Universal Refusal Circuits Across LLMs: Cross-Model Transfer via Trajectory Replay and Concept-Basis Reconstruction
This addresses the problem of cross-model safety alignment for AI developers, offering a method to transfer refusal interventions without target-side supervision, though it is incremental as it builds on existing concepts of semantic circuits.
The paper tackled the problem of transferring refusal behavior interventions across different LLMs by hypothesizing a universal low-dimensional semantic circuit, and the result was that their framework successfully attenuated refusal in 8 model pairs while maintaining performance, providing evidence for semantic universality.
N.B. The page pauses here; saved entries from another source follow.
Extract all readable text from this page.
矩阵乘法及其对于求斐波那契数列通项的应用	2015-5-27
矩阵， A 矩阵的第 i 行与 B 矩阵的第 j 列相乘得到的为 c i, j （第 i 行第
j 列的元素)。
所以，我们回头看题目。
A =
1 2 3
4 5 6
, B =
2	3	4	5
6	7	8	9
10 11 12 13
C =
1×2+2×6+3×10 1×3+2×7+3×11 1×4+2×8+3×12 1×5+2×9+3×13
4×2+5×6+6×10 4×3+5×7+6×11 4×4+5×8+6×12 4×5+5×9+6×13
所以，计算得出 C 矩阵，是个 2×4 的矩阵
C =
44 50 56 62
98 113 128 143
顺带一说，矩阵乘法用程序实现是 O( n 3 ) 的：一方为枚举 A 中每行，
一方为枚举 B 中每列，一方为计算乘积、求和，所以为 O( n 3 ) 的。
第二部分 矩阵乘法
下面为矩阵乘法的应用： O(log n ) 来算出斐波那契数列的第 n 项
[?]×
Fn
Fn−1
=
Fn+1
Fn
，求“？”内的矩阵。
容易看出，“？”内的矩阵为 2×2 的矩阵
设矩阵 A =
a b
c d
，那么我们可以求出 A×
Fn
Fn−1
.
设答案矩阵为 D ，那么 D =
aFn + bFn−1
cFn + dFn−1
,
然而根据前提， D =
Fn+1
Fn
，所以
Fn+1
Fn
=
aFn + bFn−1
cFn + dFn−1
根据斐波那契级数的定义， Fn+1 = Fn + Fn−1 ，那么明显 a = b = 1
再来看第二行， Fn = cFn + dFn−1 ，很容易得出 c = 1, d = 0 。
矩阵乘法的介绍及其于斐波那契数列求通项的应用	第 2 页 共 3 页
Refusal behavior in aligned LLMs is often viewed as model-specific, yet we hypothesize it stems from a universal, low-dimensional semantic circuit shared across models. To test this, we introduce Trajectory Replay via Concept-Basis Reconstruction, a framework that transfers refusal interventions from donor to target models, spanning diverse architectures (e.g., Dense to MoE) and training regimes, without using target-side refusal supervision. By aligning layers via concept fingerprints and reconstructing refusal directions using a shared ``recipe'' of concept atoms, we map the donor's ablation trajectory into the target's semantic space. To preserve capabilities, we introduce a weight-SVD stability guard that projects interventions away from high-variance weight subspaces to prevent collateral damage. Our evaluation across 8 model pairs confirms that these transferred recipes consistently attenuate refusal while maintaining performance, providing strong evidence for the semantic universality of safety alignment.